I knew cats were amazing.
I fully excepted to fall in love with my kids.
But nobody told me how much I would love this dog.
I was once deathly afraid of dogs. I would pretend to be okay because I hated looking weak. It wasn’t until my 20s that I admitted, and subsequently avoided, most dogs except the very well-behaved ones. At first, I accepted that I would get over my fear, but one day, I decided to give dogs a chance, and since they couldn’t understand why I didn’t think they were awesome, they gave me plenty of opportunities. I would pet them and talk to them trusting them to not rip my face off. I would fake it.

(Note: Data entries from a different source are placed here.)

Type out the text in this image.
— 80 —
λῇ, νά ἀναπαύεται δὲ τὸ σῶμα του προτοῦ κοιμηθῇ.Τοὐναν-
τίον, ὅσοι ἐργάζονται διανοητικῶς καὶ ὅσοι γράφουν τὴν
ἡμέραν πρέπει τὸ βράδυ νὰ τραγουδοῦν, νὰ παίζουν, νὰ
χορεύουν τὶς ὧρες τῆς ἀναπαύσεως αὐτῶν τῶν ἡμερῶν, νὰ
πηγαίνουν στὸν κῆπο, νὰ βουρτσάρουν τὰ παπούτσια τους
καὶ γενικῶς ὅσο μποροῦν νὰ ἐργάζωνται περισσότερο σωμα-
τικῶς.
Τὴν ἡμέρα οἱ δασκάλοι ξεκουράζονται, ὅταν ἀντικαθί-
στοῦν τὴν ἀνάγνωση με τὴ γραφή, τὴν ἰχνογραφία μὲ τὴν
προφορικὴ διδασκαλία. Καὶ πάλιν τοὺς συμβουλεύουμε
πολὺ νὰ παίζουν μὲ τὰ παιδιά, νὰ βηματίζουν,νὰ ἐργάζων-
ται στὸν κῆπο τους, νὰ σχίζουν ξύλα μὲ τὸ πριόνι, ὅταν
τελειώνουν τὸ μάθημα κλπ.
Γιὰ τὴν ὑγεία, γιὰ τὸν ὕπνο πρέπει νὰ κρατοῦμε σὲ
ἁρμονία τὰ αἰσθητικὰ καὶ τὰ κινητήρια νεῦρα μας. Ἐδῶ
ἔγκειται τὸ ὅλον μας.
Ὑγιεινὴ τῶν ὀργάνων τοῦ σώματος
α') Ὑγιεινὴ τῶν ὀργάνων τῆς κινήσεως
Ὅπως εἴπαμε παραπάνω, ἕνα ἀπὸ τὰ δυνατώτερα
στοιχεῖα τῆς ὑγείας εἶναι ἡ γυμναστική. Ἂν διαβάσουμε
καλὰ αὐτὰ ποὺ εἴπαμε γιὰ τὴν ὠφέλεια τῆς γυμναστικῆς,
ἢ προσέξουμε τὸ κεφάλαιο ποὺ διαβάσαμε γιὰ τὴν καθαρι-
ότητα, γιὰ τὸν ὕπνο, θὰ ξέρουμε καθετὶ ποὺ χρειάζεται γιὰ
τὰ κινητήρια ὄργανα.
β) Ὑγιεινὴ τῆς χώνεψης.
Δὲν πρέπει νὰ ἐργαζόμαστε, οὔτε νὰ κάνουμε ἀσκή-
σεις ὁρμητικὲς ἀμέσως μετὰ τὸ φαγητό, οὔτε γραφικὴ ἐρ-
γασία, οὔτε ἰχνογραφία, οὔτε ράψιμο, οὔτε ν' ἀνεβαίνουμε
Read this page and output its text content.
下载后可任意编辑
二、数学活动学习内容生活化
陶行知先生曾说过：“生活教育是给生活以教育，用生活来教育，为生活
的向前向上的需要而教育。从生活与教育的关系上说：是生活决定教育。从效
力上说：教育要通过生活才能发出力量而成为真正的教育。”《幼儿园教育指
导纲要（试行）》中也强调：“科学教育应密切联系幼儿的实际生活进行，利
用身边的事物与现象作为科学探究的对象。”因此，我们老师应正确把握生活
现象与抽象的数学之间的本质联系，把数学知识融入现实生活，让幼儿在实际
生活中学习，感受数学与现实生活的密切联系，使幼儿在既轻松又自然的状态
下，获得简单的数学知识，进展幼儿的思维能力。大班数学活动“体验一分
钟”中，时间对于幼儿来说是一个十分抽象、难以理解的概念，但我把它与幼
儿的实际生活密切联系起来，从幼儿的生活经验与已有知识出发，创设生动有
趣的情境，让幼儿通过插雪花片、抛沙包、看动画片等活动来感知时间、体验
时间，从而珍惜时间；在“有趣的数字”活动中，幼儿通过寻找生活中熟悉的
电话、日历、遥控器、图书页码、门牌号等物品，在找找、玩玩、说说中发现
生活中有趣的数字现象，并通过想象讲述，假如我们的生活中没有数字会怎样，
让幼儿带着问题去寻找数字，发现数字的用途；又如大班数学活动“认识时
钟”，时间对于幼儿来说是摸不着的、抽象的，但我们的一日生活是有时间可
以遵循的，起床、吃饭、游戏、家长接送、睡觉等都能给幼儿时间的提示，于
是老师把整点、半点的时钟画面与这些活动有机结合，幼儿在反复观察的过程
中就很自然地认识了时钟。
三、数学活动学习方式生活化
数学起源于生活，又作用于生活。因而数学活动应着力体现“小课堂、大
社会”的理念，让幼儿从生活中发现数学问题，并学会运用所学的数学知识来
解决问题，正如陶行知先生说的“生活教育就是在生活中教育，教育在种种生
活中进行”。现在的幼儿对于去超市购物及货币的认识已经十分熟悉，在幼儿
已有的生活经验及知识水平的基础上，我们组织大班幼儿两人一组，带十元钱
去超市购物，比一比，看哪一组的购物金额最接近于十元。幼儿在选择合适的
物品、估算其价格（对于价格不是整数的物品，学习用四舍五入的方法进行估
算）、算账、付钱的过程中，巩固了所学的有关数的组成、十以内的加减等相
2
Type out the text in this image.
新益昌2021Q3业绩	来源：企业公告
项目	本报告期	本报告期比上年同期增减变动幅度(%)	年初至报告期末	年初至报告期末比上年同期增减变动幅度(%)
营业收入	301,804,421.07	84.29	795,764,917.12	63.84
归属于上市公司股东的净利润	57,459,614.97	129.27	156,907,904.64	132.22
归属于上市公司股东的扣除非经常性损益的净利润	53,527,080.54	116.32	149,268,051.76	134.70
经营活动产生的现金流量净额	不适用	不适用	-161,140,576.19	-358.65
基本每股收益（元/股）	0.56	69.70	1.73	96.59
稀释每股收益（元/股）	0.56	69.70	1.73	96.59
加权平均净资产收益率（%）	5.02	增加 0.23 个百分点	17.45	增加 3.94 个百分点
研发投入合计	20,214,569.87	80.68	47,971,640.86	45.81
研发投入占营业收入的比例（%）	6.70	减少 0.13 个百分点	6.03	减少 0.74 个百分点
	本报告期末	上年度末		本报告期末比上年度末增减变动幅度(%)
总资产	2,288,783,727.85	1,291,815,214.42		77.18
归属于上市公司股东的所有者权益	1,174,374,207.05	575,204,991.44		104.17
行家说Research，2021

With this practice, my fears subsided to the point that, while I didn’t believe every dog was my friend, I did think we could have a dog. I enjoyed them and more so, my husband and kids did. Of course, I would care very much for our dog, too, but I didn’t expect my heart to expand at every turn. To worry and fret. To laugh and chat (what? he’s a good listener). Lars loves straight for the heart. Or maybe straight from his ever-wagging tail. I love him with that enthusiasm as well.
I don’t think that I’m suddenly a dog person. I could adopt any cat and feel safe and confident. That’s not true with dogs. But there’s something about dogs. Perhaps many people tried to tell me how much I’d love Lars, but I just had to have it happen for myself. I’m a Lars person.